Art After Hours takes place on Friday evening of EXPO ART WEEK, and features extended hours at over 45 galleries and creative spaces throughout the city of Chicago. No matter your background-whether you're an art aficionado or a newly minted collector-Art After Hours is a great place to forge relationships with new galleries, artists and other collectors.

Devan Shimoyama’s visually scintillating artworks stop people in their tracks. Clad in such finery as fur, feathers, glitter, rhinestones, and sequins, his paintings and sculptures emit a magical and joyous aura. Viewers easily enchanted by beautiful things might get lost in the shimmering artistry of Shimoyama’s expertly crafted cosmetic veils. Those whose eyes and minds are willing to travel beyond the surface subterfuge of glitter, flowers, and jewels gain precious entry into a complex world of mystery, introspection, rhapsody, and desire.
Shimoyama’s painting practice is rooted in explorations of his personal identity and experiences. Mobilizing mythology, spiritual traditions, and the compositional strategies of classical painters such as Francisco Goya and Caravaggio, he crafts heroic and sanguine depictions of the Black, queer, male body. Many of the men in Shimoyama's paintings literally have jewels in their eyes, endowing them with a tearful, mystified expression suggesting internal suffering.
Shimoyama has stated that he wants the figures in his work are perceived as "both desirable and desirous." He is aware of the politics of queer culture, and the ways in which those politics relate to Black American culture. These elements come together in his works in a way that is both celebratory and complicated.
In his work, the American artist explores femininity within Black culture. ‘I think that Blackness and queerness should lift each other up, both being identities that are othered,’ he says....

A first-generation Japanese American who lives and works in New York City, Tomokazu Matsuyama has developed a singular aesthetic grounded in an elegant expression of what he refers to as “the struggle of reckoning the familiar local with the familiar global.” As a bi-cultural visual artist, he is keenly aware of the nomadic diaspora, a community of wandering people who seek to understand their place in a world full of contrasting visual and cultural dialects.

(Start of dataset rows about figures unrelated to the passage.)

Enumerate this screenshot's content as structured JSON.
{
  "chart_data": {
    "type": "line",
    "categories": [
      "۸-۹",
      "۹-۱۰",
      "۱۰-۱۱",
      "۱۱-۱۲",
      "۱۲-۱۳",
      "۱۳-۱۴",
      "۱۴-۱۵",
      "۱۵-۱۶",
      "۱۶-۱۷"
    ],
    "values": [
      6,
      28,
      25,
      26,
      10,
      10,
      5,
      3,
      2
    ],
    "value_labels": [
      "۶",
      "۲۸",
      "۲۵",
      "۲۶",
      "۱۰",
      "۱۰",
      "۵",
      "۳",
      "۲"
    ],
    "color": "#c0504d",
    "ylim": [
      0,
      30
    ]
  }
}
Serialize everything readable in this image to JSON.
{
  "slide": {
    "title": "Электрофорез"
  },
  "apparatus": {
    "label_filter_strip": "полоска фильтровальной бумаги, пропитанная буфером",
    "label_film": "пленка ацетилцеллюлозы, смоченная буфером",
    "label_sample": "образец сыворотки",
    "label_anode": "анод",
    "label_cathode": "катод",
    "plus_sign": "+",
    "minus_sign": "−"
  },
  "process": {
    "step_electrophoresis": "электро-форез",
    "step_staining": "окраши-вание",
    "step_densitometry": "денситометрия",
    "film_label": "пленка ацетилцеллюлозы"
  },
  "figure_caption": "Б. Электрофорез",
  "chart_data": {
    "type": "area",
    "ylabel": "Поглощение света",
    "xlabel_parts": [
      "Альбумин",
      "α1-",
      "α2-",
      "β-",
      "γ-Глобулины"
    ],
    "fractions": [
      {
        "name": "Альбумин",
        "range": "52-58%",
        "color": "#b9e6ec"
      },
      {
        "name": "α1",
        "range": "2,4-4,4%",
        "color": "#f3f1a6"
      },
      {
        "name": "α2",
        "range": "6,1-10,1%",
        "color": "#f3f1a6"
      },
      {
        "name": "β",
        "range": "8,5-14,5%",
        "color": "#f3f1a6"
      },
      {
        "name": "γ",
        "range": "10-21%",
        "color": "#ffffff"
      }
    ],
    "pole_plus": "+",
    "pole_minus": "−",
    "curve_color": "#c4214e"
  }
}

Though he manages a dynamic, wide ranging, and truly global practice that includes painting, sculpture, and large-scale public works, Matsuyama notably remains dedicated to furthering the most personal and intimate aspects of his aesthetic evolution. Each painting that leaves his studio is the fulfillment of hundreds of hours of work, as intensive research into source imagery converges with the application of innumerable layers of custom blended paint. The astoundingly vivid surfaces of his paintings project an almost digital brilliance, yet, upon close inspection, a painterly reality becomes clear, as hand-made brush strokes intermingle with delicately drawn figures, gestural splotches and drips, and meticulously spray-gunned backgrounds.